Vous voyez le topo ? Je n’ai même pas eu à mentir.
— Mais le lundi, on passe la soirée ensemble, que je sache.
— Parce que nous avions quelque chose de prévu ? lui dis-je innocemment.
C'est ça le principal problème quand on a quelqu’un d’attitré. Le rendez-vous « qui va de soi »… Ce n’est pas parce que je passe souvent mes soirées du lundi avec Kirk qu’il a le droit de s’imaginer que je vais continuer d’office ! D’un autre côté, ce n’est pas parce que je vis chez Kirk pratiquement quatre jours sur sept que j’ai le droit, moi, de supposer que je passerai un jour la semaine entière avec lui…
Si je ne suis pas censée avoir ce droit, eh bien, il en sera désormais de même pour Kirk.
— Tu es en train de me dire que tu vas aller dîner avec ton ex ?
— Tu sais, je ne le considère plus comme un ex. Nous sommes amis, c’est tout. Des amis très proches.
Et avant qu’un sourire de satisfaction ne me trahisse, je pose ma joue sur le torse nu de Kirk, comme pour m’installer, une fois de plus, devant la télé.
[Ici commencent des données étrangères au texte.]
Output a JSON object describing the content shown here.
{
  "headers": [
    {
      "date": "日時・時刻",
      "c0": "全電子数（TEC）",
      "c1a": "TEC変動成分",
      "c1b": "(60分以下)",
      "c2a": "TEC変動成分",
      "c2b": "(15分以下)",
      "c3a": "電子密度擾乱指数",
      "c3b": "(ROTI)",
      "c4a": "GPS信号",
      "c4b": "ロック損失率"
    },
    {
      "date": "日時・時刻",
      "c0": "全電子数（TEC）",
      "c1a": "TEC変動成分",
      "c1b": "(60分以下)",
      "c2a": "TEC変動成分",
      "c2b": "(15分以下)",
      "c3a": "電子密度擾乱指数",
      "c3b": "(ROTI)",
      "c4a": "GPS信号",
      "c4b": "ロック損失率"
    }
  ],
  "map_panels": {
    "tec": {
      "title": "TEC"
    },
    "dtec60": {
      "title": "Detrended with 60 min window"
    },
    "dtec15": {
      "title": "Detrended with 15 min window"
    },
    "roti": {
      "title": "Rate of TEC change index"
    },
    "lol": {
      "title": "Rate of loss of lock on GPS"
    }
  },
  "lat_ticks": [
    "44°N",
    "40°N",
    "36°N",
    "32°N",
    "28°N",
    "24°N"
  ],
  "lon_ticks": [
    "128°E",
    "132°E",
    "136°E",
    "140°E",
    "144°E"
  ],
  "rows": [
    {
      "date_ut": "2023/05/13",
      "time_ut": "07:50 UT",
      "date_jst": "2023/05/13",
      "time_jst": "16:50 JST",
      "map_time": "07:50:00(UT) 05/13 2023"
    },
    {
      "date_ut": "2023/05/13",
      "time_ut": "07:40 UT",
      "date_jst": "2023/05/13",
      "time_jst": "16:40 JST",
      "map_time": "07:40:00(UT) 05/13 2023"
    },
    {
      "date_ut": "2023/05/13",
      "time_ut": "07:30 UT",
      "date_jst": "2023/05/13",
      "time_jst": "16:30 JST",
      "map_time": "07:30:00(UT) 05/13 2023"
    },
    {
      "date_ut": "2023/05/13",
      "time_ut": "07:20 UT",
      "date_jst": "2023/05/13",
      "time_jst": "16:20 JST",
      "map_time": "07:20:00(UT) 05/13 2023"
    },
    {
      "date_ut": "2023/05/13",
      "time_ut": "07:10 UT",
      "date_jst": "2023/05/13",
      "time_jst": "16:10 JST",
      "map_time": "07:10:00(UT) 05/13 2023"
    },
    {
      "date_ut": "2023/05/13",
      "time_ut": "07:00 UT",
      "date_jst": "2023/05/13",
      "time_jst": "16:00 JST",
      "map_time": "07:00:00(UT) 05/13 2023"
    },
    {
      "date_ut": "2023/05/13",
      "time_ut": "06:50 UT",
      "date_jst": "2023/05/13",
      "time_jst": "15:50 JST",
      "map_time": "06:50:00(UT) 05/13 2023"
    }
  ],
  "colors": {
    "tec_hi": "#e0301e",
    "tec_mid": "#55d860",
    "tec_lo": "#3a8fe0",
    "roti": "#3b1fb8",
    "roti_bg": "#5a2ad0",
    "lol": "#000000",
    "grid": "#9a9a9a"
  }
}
Ne vous y trompez pas ! Mon cœur fait des bonds de cabri dans ma poitrine… Je suis au comble de l’excitation. Victoire ! Kirk est ja
loux ! Une belle réussite, non ?
6
La mariage de mon ex et meilleur ami…
En conclusion de tout ça, il faut que je me farcisse toute une soirée avec Josh. Pourtant, c’est un ami, enfin c’était… avant Emily. Avant, je le « manipulais » plus facilement. Maintenant, je préfère l’avoir au téléphone ou communiquer par e-mail…
Il m’attend devant le Holy Basil, un restaurant thai d’East Village sur lequel nous sommes tombés d’accord après une longue discussion. Josh essaie toujours de me forcer à aller dans l’Upper East Side, le quartier où il habite avec Emily. Moi, en revanche, les seules fois où je m’aventure hors du centre-ville, c’est pour aller voir Grace.
— Salut, Ange ! Ça va ?
Malgré tout ce que je sais sur ses habitudes en matière d’hygiène dentaire, je dois dire que Josh vaut le coup d’œil. Il a revêtu un costume à rayures bleu marine, cravate rose vif (sans doute pour me convaincre que derrière sa petite vie bien rangée, il a toujours un côté hors normes). J’allais oublier ses lunettes d’intello à la fine monture métallique.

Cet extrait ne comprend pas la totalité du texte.